One of the toughest challenges facing any non-profit organization is surviving its founder. The kinds of folks who create museums, schools, or institutes (or websites) are highly focused, driven, and relentless people. The same characteristics that bring life and success to their creations can make it difficult to hand over the reins of power to their successors or make the sometimes hard decisions necessary to keep the organization thriving.
Metro Pulse’s Mike Gibson has written a great article about the Museum of Appalachia in Norris and John Rice Irwin, its founder. The Museum is one of Tennessee’s treasures; Irwin was named a MacArthur Fellow, popularly known as the “genius” award. His Museum, however, is facing an uncertain future. Irwin has been subsidizing it for years, and now says he cannot write checks for much longer. Even if he could continue underwrite the Museum, he is 77 years old.
Gibson quotes Irwin as saying “. . . there’s not a museum in the country that can survive off admissions alone.” And, later, “I’ve always said I would never ask for money, because I don’t like the idea of asking people to contribute.”

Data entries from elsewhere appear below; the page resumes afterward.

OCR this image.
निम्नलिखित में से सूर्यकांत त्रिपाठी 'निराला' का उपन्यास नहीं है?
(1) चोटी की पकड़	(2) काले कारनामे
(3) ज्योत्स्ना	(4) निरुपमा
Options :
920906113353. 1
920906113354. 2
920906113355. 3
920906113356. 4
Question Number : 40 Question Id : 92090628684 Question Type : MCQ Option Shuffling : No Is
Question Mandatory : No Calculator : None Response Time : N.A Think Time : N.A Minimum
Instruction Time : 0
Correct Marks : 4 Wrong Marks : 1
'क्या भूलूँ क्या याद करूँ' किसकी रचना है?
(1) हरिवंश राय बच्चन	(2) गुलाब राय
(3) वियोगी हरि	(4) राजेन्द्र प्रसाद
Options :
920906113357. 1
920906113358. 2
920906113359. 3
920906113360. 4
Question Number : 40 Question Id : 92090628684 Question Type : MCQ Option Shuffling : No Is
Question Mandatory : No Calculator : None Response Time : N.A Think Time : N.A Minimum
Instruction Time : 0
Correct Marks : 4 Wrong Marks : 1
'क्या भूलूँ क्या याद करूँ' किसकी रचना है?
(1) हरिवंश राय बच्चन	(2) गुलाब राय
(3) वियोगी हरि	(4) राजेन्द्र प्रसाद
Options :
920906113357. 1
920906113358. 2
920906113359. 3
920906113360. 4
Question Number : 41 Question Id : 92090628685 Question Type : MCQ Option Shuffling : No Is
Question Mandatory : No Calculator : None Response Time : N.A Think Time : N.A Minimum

That’s problem Number One. Irwin is right about museums not surviving on admissions alone. That’s why the ones that last enter into partnerships with government or set about aggressively raising money and establishing an endowment that will keep the doors open. It takes a good board of directors to make the latter happen, and that board will want control of the Museum–something Irwin may not want to give up.

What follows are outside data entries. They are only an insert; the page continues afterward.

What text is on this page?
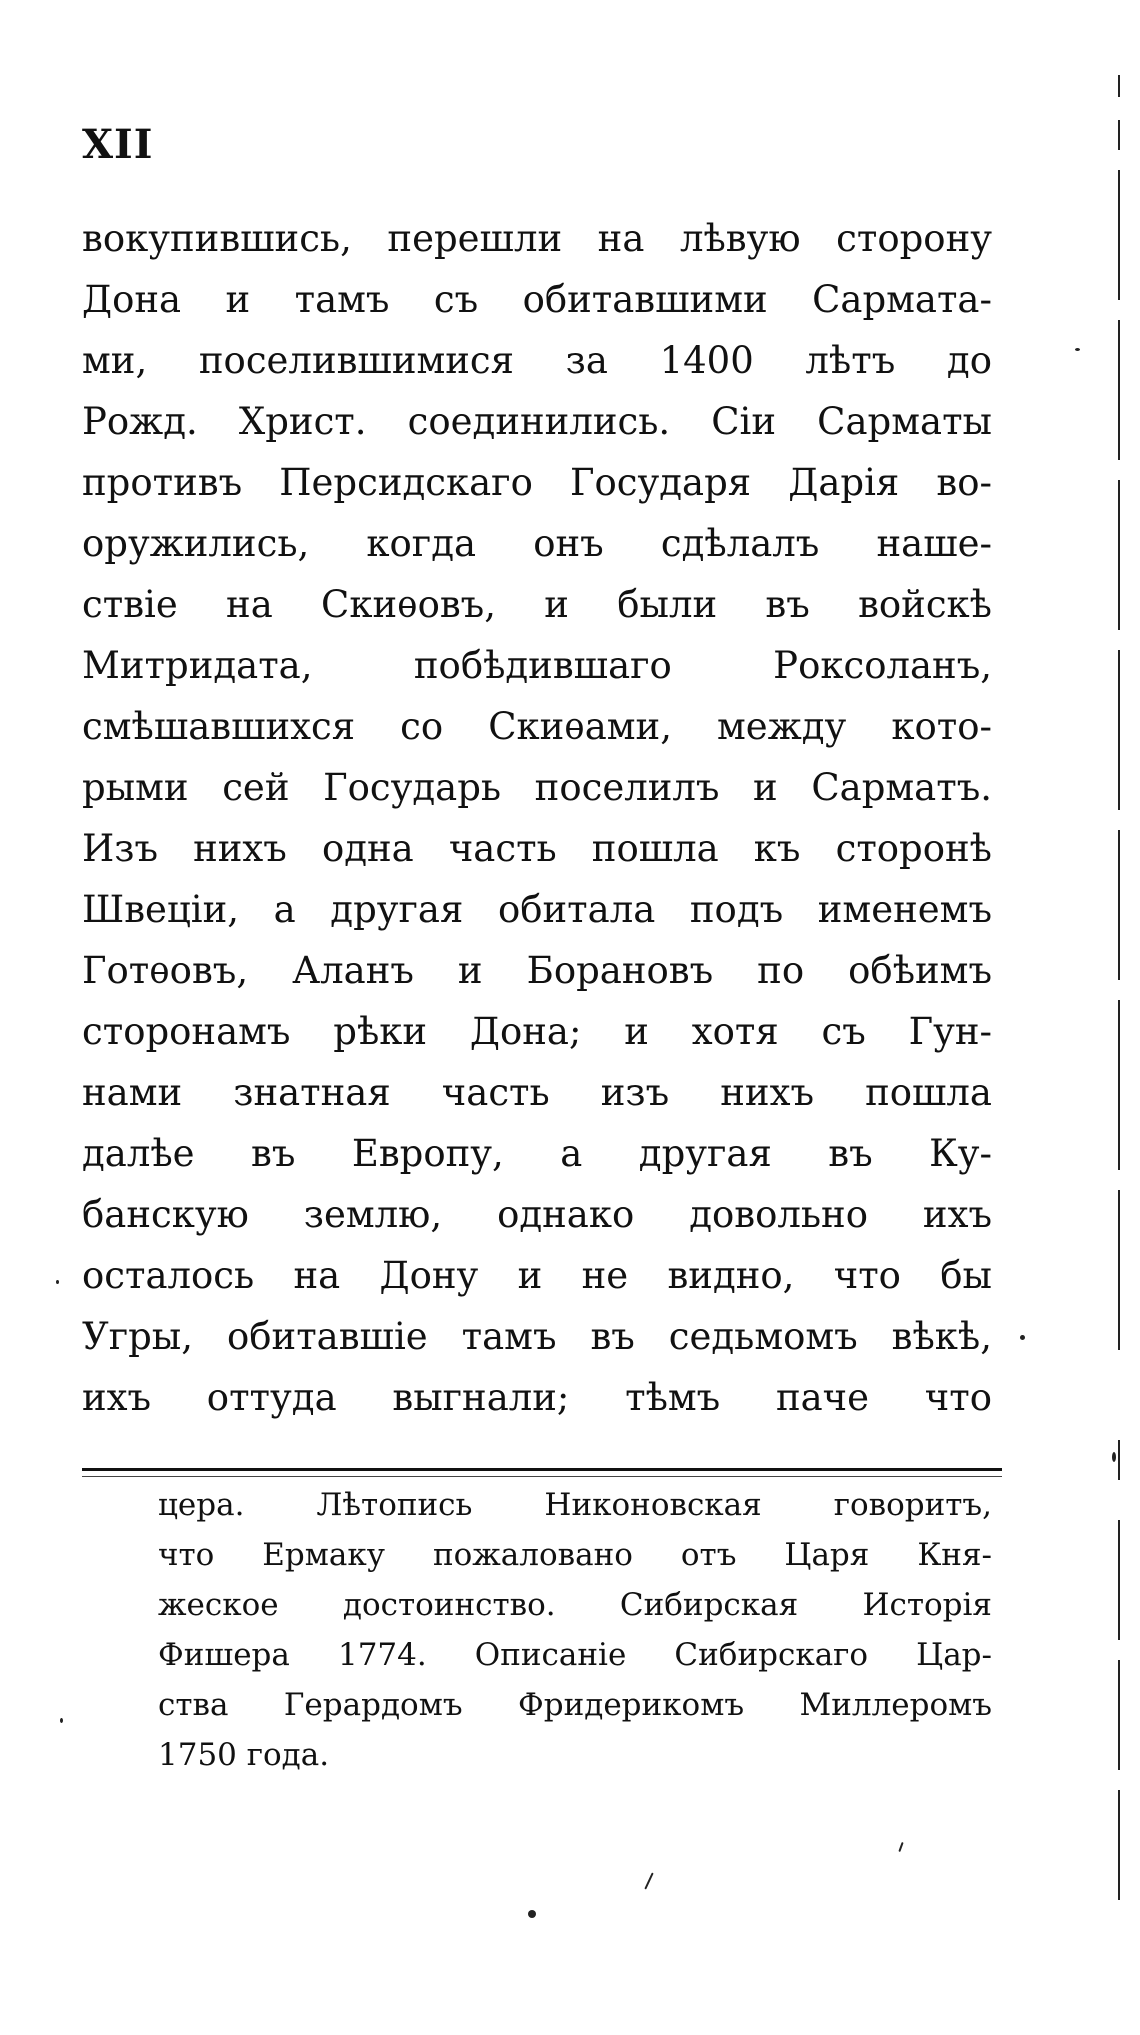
XII
вокупившись, перешли на лѣвую сторону
Дона и тамъ съ обитавшими Сармата-
ми, поселившимися за 1400 лѣтъ до
Рожд. Христ. соединились. Сіи Сарматы
противъ Персидскаго Государя Дарія во-
оружились, когда онъ сдѣлалъ наше-
ствіе на Скиѳовъ, и были въ войскѣ
Митридата, побѣдившаго Роксоланъ,
смѣшавшихся со Скиѳами, между кото-
рыми сей Государь поселилъ и Сарматъ.
Изъ нихъ одна часть пошла къ сторонѣ
Швеціи, а другая обитала подъ именемъ
Готѳовъ, Аланъ и Борановъ по обѣимъ
сторонамъ рѣки Дона; и хотя съ Гун-
нами знатная часть изъ нихъ пошла
далѣе въ Европу, а другая въ Ку-
банскую землю, однако довольно ихъ
осталось на Дону и не видно, что бы
Угры, обитавшіе тамъ въ седьмомъ вѣкѣ,
ихъ оттуда выгнали; тѣмъ паче что
цера. Лѣтопись Никоновская говоритъ,
что Ермаку пожаловано отъ Царя Кня-
жеское достоинство. Сибирская Исторія
Фишера 1774. Описаніе Сибирскаго Цар-
ства Герардомъ Фридерикомъ Миллеромъ
1750 года.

It’s just that simple, and just that complicated.
Gibson writes that Irwin’s goal “is to leave daughter Elaine with an institution that’s not only solvent, but capable of continuing growth.” That’s Problem Number Two. To succeed, the Museum may have to become a genuine non-profit–not a privately owned museum that doesn’t make money. Irwin may not have the luxury of keeping his Museum in his family.
I hope Irwin can find a way to keep the Museum open and strengthen it for future generations. As he says about Appalachian people, “The ingenuity of the southern Appalachian people is such that they could do almost anything they set their minds to.”
They still can. And they need to do it. Soon.